C’était un petit chien de race incertaine, qui tenait du terrier, avec une jolie tête bien coiffé, le poil ras, couleur feu très sombre, et un bout de queue de rien du tout. Il avait le corps encore mou des petits, et il allait, flairant sur le tapis.

— Angélique, dit M. Bergeret, portez cette bête à ses maîtres.

— Monsieur, elle n’en a pas, répondit Angélique.

M. Bergeret regarda en silence le petit chien qui était venu sentir ses pantoufles et qui reniflait agréablement. M. Bergeret était philologue. C’est peut-être pourquoi il fit, dans ces conjonctures, cette vaine question :

— Comment s’appelle-t-il ?

— Monsieur, répondit Angélique, il n’a pas de nom.

M. Bergeret parut contrarié de cette réponse. Il regarda le chien d’un air de tristesse et de découragement.

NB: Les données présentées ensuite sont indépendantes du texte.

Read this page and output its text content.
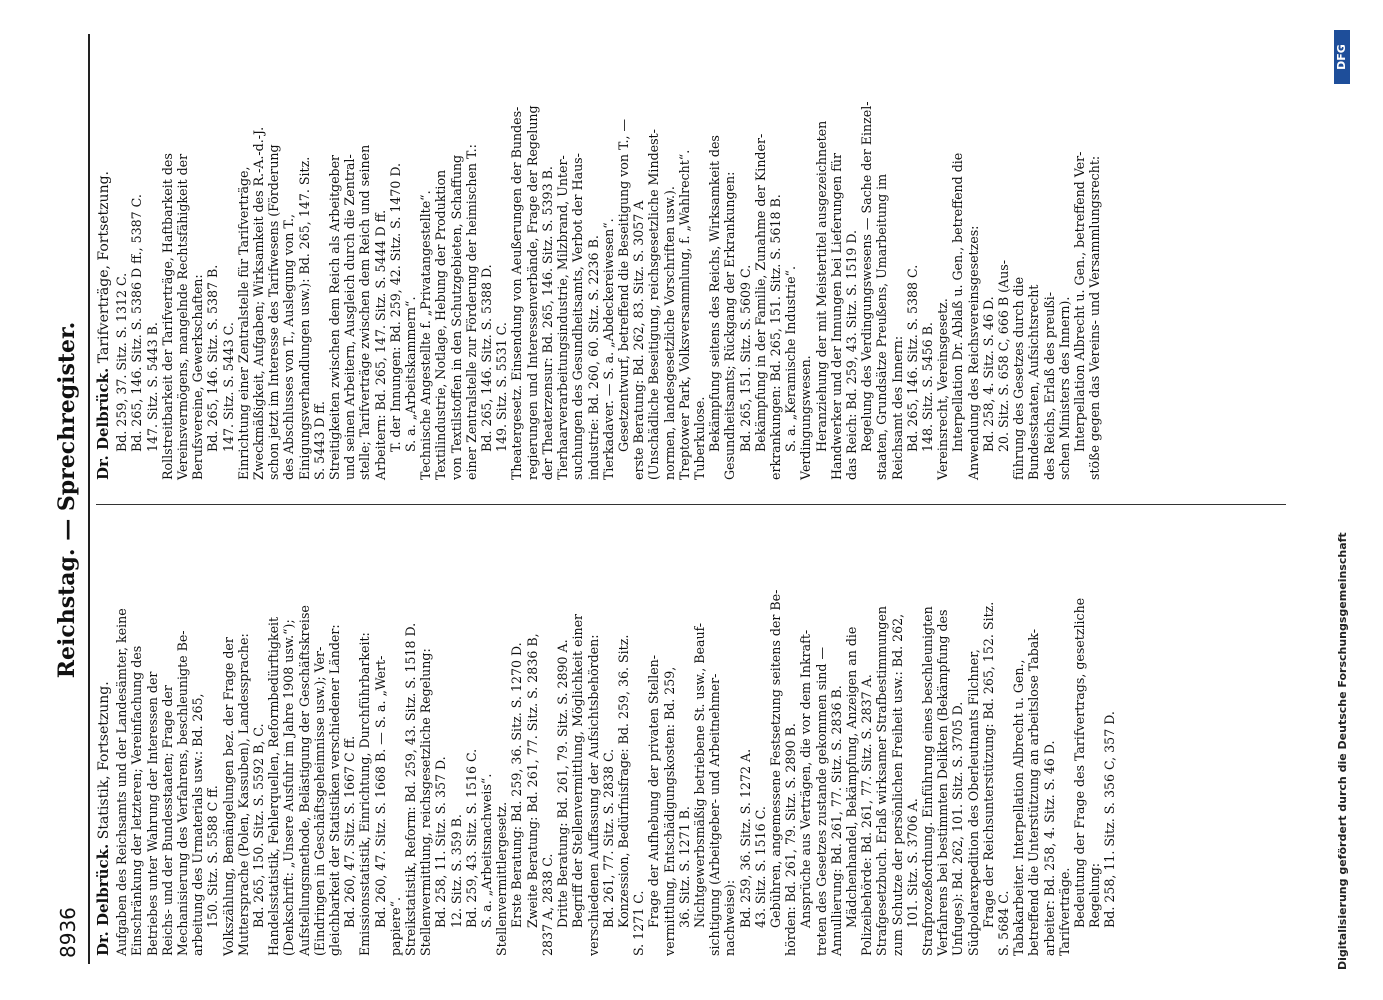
8936
Reichstag. — Sprechregister.
Dr. Delbrück. Statistik, Fortsetzung. Aufgaben des Reichsamts und der Landesämter, keine Einschränkung der letzteren; Vereinfachung des Betriebes unter Wahrung der Interessen der Reichs- und der Bundesstaaten; Frage der Mechanisierung des Verfahrens, beschleunigte Be- arbeitung des Urmaterials usw.: Bd. 265, 150. Sitz. S. 5588 C ff. Volkszählung, Bemängelungen bez. der Frage der Muttersprache (Polen, Kassuben), Landessprache: Bd. 265, 150. Sitz. S. 5592 B, C. Handelsstatistik, Fehlerquellen, Reformbedürftigkeit (Denkschrift: „Unsere Ausfuhr im Jahre 1908 usw.“); Aufstellungsmethode, Belästigung der Geschäftskreise (Eindringen in Geschäftsgeheimnisse usw.); Ver- gleichbarkeit der Statistiken verschiedener Länder: Bd. 260, 47. Sitz. S. 1667 C ff. Emissionsstatistik, Einrichtung, Durchführbarkeit: Bd. 260, 47. Sitz. S. 1668 B. — S. a. „Wert- papiere“. Streikstatistik, Reform: Bd. 259, 43. Sitz. S. 1518 D. Stellenvermittlung, reichsgesetzliche Regelung: Bd. 258, 11. Sitz. S. 357 D. 12. Sitz. S. 359 B. Bd. 259, 43. Sitz. S. 1516 C. S. a. „Arbeitsnachweis“. Stellenvermittlergesetz. Erste Beratung: Bd. 259, 36. Sitz. S. 1270 D. Zweite Beratung: Bd. 261, 77. Sitz. S. 2836 B, 2837 A, 2838 C. Dritte Beratung: Bd. 261, 79. Sitz. S. 2890 A. Begriff der Stellenvermittlung, Möglichkeit einer verschiedenen Auffassung der Aufsichtsbehörden: Bd. 261, 77. Sitz. S. 2838 C. Konzession, Bedürfnisfrage: Bd. 259, 36. Sitz. S. 1271 C. Frage der Aufhebung der privaten Stellen- vermittlung, Entschädigungskosten: Bd. 259, 36. Sitz. S. 1271 B. Nichtgewerbsmäßig betriebene St. usw., Beauf- sichtigung (Arbeitgeber- und Arbeitnehmer- nachweise): Bd. 259, 36. Sitz. S. 1272 A. 43. Sitz. S. 1516 C. Gebühren, angemessene Festsetzung seitens der Be- hörden: Bd. 261, 79. Sitz. S. 2890 B. Ansprüche aus Verträgen, die vor dem Inkraft- treten des Gesetzes zustande gekommen sind — Annullierung: Bd. 261, 77. Sitz. S. 2836 B. Mädchenhandel, Bekämpfung, Anzeigen an die Polizeibehörde: Bd. 261, 77. Sitz. S. 2837 A. Strafgesetzbuch. Erlaß wirksamer Strafbestimmungen zum Schutze der persönlichen Freiheit usw.: Bd. 262, 101. Sitz. S. 3706 A. Strafprozeßordnung. Einführung eines beschleunigten Verfahrens bei bestimmten Delikten (Bekämpfung des Unfuges): Bd. 262, 101. Sitz. S. 3705 D. Südpolarexpedition des Oberleutnants Filchner, Frage der Reichsunterstützung: Bd. 265, 152. Sitz. S. 5684 C. Tabakarbeiter. Interpellation Albrecht u. Gen., betreffend die Unterstützung an arbeitslose Tabak- arbeiter: Bd. 258, 4. Sitz. S. 46 D. Tarifverträge. Bedeutung der Frage des Tarifvertrags, gesetzliche Regelung: Bd. 258, 11. Sitz. S. 356 C, 357 D.
Dr. Delbrück. Tarifverträge, Fortsetzung. Bd. 259, 37. Sitz. S. 1312 C. Bd. 265, 146. Sitz. S. 5386 D ff., 5387 C. 147. Sitz. S. 5443 B. Rollstreitbarkeit der Tarifverträge, Haftbarkeit des Vereinsvermögens, mangelnde Rechtsfähigkeit der Berufsvereine, Gewerkschaften: Bd. 265, 146. Sitz. S. 5387 B. 147. Sitz. S. 5443 C. Einrichtung einer Zentralstelle für Tarifverträge, Zweckmäßigkeit, Aufgaben; Wirksamkeit des R.-A.-d.-J. schon jetzt im Interesse des Tarifwesens (Förderung des Abschlusses von T., Auslegung von T., Einigungsverhandlungen usw.): Bd. 265, 147. Sitz. S. 5443 D ff. Streitigkeiten zwischen dem Reich als Arbeitgeber und seinen Arbeitern, Ausgleich durch die Zentral- stelle; Tarifverträge zwischen dem Reich und seinen Arbeitern: Bd. 265, 147. Sitz. S. 5444 D ff. T. der Innungen: Bd. 259, 42. Sitz. S. 1470 D. S. a. „Arbeitskammern“. Technische Angestellte f. „Privatangestellte“. Textilindustrie, Notlage, Hebung der Produktion von Textilstoffen in den Schutzgebieten, Schaffung einer Zentralstelle zur Förderung der heimischen T.: Bd. 265, 146. Sitz. S. 5388 D. 149. Sitz. S. 5531 C. Theatergesetz. Einsendung von Aeußerungen der Bundes- regierungen und Interessenverbände, Frage der Regelung der Theaterzensur: Bd. 265, 146. Sitz. S. 5393 B. Tierhaarverarbeitungsindustrie, Milzbrand, Unter- suchungen des Gesundheitsamts, Verbot der Haus- industrie: Bd. 260, 60. Sitz. S. 2236 B. Tierkadaver. — S. a. „Abdeckereiwesen“. Gesetzentwurf, betreffend die Beseitigung von T., — erste Beratung: Bd. 262, 83. Sitz. S. 3057 A (Unschädliche Beseitigung, reichsgesetzliche Mindest- normen, landesgesetzliche Vorschriften usw.). Treptower Park, Volksversammlung, f. „Wahlrecht“. Tuberkulose. Bekämpfung seitens des Reichs, Wirksamkeit des Gesundheitsamts; Rückgang der Erkrankungen: Bd. 265, 151. Sitz. S. 5609 C. Bekämpfung in der Familie, Zunahme der Kinder- erkrankungen: Bd. 265, 151. Sitz. S. 5618 B. S. a. „Keramische Industrie“. Verdingungswesen. Heranziehung der mit Meistertitel ausgezeichneten Handwerker und der Innungen bei Lieferungen für das Reich: Bd. 259, 43. Sitz. S. 1519 D. Regelung des Verdingungswesens — Sache der Einzel- staaten, Grundsätze Preußens, Umarbeitung im Reichsamt des Innern: Bd. 265, 146. Sitz. S. 5388 C. 148. Sitz. S. 5456 B. Vereinsrecht, Vereinsgesetz. Interpellation Dr. Ablaß u. Gen., betreffend die Anwendung des Reichsvereinsgesetzes: Bd. 258, 4. Sitz. S. 46 D. 20. Sitz. S. 658 C, 666 B (Aus- führung des Gesetzes durch die Bundesstaaten, Aufsichtsrecht des Reichs, Erlaß des preußi- schen Ministers des Innern). Interpellation Albrecht u. Gen., betreffend Ver- stöße gegen das Vereins- und Versammlungsrecht:
Digitalisierung gefördert durch die Deutsche Forschungsgemeinschaft
DFG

Alors le chien posa ses deux pattes de devant sur la pantoufle de M. Bergeret et, la tenant ainsi embrassée, il en mordilla la pointe avec innocence. M. Bergeret, soudain attendri, prit sur ses genoux le petit être sans nom. Le chien le regarda. Et M. Bergeret fut ému par ce regard confiant.

— Le bel œil ! dit-il.

Il est vrai que ce chien avait de beaux yeux, des prunelles marron avec des lueurs dorées, dans une amande d’un blanc chaud. Et le regard de ces yeux exprimait des idées simples et mystérieuses, qu’on sentait communes aux animaux pensifs et aux hommes simples, qui vivent sur la terre.

Mais fatigué, peut-être, de l’effort intellectuel qu’il venait de faire pour communiquer avec l’homme, il ferma ses beaux yeux et découvrit, dans un large bâillement, sa gueule rose, sa langue en volute et l’armée de ses dents éclatantes.

M. Bergeret lui mit la main dans la gueule. Le petit chien lui lécha la main. Et la vieille Angélique, rassurée, sourit.

— Il y a pas plus affectueux que cette petite bête, dit-elle.

— Le chien, dit M. Bergeret, est un animal religieux. Sauvage, il adore la lune et les clartés flottantes sur les eaux. Ce sont ses dieux et il leur adresse, la nuit, de longs hurlements. Domestique, il se rend favorables, par ses caresses, les génies puissants qui disposent des biens de la vie, les hommes. Il les vénère, il accomplit, pour les honorer, des rites qu’il connaît de science héréditaire ; il leur lèche les mains, se dresse contre leurs jambes, et s’il les voit irrités contre lui, il s’approche d’eux en rampant sur le ventre, en signe d’humilité, pour apaiser leur colère.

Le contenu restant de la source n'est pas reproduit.